OVERTON: Well, as they say, we don't know what – we don't know what it is right now. We don't know if what we're actually paying is very, very close - and we won't have to raise prices. So, we'll see. I'd love to answer that for you – maybe in a year, I could.

CHARLIE ROSE: Okay. And so, and that point, a year from now, what would we be able to learn from you, you think, because The New Yorker magazine wrote this article saying that you had a lot of things that you could teach - from your experiences with health care.

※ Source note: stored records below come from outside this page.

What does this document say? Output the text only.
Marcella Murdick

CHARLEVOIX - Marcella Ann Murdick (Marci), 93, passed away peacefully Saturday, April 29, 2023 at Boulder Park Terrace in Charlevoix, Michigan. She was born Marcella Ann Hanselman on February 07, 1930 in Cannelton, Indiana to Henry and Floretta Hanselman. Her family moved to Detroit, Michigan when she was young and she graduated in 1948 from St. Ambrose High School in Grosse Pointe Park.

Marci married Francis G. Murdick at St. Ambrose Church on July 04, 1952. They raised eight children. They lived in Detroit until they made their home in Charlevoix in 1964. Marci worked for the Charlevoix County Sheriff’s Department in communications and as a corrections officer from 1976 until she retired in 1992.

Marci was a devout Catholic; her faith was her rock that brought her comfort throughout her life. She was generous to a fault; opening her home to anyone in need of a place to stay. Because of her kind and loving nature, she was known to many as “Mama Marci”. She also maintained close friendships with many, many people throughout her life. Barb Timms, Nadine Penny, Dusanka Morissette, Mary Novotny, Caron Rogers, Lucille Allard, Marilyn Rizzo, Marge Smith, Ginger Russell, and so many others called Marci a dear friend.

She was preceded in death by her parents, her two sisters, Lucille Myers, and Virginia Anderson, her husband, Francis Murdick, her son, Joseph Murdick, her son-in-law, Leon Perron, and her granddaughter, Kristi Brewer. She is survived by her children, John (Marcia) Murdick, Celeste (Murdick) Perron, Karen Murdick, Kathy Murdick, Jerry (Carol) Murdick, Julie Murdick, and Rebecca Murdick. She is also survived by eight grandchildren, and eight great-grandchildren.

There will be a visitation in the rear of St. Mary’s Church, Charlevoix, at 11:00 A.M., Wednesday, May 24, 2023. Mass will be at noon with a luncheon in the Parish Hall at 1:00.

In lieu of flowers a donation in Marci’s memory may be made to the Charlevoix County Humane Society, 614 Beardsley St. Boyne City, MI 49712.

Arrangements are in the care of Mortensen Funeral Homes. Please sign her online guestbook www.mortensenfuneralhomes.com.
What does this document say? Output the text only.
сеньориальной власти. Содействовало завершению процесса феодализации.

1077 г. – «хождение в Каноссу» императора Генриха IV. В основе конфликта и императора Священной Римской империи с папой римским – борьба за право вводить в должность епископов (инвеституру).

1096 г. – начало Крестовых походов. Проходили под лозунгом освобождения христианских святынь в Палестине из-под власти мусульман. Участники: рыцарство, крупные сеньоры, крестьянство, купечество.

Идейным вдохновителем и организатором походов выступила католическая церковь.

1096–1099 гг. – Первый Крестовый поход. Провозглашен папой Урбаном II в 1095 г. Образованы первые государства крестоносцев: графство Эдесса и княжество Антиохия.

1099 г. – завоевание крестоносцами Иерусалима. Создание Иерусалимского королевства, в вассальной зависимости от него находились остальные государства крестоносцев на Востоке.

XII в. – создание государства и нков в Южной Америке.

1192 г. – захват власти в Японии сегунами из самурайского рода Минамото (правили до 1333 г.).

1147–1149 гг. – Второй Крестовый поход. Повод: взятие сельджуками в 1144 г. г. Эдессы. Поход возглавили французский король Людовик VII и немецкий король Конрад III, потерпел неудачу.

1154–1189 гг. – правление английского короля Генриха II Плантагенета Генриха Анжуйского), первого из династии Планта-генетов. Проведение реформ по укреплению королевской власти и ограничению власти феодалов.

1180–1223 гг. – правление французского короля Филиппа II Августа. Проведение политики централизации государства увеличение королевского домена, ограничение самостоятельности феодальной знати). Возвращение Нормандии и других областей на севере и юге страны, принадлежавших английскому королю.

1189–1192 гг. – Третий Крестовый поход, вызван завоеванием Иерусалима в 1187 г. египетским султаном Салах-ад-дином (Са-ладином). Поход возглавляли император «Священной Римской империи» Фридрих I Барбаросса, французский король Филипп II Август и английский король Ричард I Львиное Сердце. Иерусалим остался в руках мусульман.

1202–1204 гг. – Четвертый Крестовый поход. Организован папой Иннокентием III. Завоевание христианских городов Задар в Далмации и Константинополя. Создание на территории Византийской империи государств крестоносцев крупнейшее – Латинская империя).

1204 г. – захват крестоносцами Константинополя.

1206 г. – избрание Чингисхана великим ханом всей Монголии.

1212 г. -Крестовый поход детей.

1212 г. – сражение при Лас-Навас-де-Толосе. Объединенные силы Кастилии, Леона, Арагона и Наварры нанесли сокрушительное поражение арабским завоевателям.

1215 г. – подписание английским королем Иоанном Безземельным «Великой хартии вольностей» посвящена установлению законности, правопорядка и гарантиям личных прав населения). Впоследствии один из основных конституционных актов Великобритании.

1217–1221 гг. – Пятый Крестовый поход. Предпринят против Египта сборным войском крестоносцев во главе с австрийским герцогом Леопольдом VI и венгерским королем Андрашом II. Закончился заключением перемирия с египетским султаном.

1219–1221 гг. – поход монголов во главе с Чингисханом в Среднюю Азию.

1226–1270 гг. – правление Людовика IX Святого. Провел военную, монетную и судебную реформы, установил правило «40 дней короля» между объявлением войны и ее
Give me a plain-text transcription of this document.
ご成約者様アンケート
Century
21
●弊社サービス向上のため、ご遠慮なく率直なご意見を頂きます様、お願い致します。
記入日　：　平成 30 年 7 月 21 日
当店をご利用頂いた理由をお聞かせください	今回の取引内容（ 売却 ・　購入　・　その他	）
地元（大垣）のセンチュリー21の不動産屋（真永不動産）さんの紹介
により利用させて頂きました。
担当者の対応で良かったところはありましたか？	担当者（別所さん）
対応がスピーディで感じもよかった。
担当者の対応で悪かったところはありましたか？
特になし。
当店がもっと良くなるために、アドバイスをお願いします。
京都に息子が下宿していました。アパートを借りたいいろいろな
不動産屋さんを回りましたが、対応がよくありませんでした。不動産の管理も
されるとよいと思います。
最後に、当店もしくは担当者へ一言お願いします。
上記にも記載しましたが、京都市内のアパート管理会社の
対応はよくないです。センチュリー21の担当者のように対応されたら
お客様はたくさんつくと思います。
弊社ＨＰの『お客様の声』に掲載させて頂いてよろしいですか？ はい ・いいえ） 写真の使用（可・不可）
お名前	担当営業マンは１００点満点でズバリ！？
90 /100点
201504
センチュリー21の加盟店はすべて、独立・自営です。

OVERTON: I think – yeah - I think Doctor [Atul] Gawande. It's not that I teach. He's looking at us as a model. He thinks we're the gold standard of the restaurant business. We do so many things right. We train; we innovate; we cut cost; and we – and we completely change the menu twice a year. And he's never had a bad meal, and he says, how can we cook a thousand meals a day and get consistency? Wouldn't that be a great model for the health care industry? So, he's taking us and not linking us, as much as saying, these guys know what they're doing. Over the years, they've really built a model that works. Why can't we be more like them?

ROSE: Are you worried about this - ObamaCare - and how you provide the health care?

OVERTON: Not worried yet - and, when I hear the numbers, I might be. But, again, because we spend millions and millions of dollars today on health care, we don't know exactly how much more we'll pay. For those businesses that don't cover their employees, they'll be in for a very expensive situation.